In case its relevant. The role’s permissions to the s3 bucket are defined as follows:
data "aws_iam_policy_document" "standard-batch-job-role" {
# S3 read access to related buckets
statement {
actions = [
"s3:Get*",
"s3:List*",
]
resources = [
data.aws_s3_bucket.duolingo-dvc.arn,
"${data.aws_s3_bucket.duolingo-dvc.arn}/*",
]
effect = "Allow"
}
}
AWS doesn’t make it easy to copy the full stack trace, but here is a screenshot:
AWS’s documentation for accessing the credentials within the AWS Batch container can be found here. I’m pretty sure I’ve pulled these correctly, as otherwise the aws s3 commands would fail, which they do not. I verified this by setting the AWS_ environment variables to incorrect values, and the aws s3 commands do fail in that case.
From the docs (remote add)
Make sure you have the following permissions enabled:
s3:ListBucket
s3:GetObject
s3:PutObject
s3:DeleteObject.
This enables the S3 API methods that are performed by DVC (list_objects_v2 or list_objects, head_object, upload_file, download_file, delete_object, copy).
It already has s3:ListBucket and s3:GetObject. It’s failing on list_objects_v2. It should only need the other s3:PutObject and s3:DeleteObject if I’m doing a dvc push or something that mutates the remote store, which I am not.
For the sake of thoroughness, I added DeleteObject and PutObject permissions to the role. As expected, I still get the same error when it tries to call ListObjectsV2.
I’ve traced this down to being an issue with s3fs. Even though the access key ID, access secret, and session token are all being passed into s3fs, for some reason that library’s call to ListObjectsV2 fails, even though it works fine when I run aws s3 ls within the container.

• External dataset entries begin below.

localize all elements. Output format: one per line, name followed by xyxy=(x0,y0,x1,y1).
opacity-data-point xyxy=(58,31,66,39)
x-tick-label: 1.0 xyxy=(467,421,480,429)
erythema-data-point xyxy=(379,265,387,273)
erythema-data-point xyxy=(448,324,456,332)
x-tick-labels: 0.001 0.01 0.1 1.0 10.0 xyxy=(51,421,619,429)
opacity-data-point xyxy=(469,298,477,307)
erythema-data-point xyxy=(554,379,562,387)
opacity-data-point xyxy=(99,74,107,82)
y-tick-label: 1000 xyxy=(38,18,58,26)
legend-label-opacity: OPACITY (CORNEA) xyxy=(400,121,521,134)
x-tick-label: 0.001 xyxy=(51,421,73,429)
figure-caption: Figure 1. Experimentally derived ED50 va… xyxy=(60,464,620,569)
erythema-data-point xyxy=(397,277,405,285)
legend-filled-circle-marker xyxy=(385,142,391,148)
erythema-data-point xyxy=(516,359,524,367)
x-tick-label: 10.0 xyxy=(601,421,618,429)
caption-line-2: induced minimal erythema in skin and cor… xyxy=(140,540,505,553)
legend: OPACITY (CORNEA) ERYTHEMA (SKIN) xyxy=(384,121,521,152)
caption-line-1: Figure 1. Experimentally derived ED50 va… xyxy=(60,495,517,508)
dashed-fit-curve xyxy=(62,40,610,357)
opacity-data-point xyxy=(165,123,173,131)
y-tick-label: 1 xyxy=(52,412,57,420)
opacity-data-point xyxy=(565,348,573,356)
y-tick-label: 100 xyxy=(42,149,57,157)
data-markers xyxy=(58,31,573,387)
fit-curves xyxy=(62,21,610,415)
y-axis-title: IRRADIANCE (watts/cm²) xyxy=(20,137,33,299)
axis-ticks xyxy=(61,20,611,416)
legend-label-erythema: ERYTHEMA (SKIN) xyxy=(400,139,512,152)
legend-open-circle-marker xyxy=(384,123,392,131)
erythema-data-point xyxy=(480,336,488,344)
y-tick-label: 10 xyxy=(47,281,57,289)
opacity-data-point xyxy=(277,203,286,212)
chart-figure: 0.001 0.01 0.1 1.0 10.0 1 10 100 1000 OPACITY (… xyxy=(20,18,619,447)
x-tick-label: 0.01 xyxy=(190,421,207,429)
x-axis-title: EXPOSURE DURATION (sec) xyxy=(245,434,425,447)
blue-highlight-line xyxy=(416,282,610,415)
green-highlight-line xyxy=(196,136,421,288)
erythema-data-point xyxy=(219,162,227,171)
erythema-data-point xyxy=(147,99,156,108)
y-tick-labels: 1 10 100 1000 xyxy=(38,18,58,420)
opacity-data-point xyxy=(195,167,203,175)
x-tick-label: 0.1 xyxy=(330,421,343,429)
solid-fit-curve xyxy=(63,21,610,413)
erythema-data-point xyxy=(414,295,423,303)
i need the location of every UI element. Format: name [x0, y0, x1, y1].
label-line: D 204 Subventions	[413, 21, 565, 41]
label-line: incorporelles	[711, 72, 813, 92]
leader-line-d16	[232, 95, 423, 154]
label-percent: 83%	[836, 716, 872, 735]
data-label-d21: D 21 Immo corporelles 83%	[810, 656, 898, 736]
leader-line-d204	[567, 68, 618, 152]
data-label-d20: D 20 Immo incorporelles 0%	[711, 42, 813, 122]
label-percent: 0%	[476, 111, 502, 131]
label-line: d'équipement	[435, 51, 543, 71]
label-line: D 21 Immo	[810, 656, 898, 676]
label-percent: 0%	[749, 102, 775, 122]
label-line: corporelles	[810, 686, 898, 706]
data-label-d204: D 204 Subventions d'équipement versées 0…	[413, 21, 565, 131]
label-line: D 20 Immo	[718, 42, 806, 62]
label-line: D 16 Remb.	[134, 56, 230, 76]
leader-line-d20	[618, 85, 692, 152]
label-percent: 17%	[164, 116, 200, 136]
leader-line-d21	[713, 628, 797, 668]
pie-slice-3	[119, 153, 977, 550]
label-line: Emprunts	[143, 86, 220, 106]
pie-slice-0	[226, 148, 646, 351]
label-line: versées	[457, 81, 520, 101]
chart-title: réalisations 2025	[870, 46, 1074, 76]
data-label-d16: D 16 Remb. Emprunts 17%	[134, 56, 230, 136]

I can even reproduce it by writing my own python script that calls s3fs.S3FileSystem(key=...,secret=...,token=...).ls('duolingo-dvc'), which fails when running inside the container (but works locally). I’m not sure where to look next.
Any updates on this? I am currently facing the same issue running dvc pull with remote s3 within a Gitlab CICD pipeline. I used the same IAM role locally and in the pipeline. The error just shows in the CICD pipeline.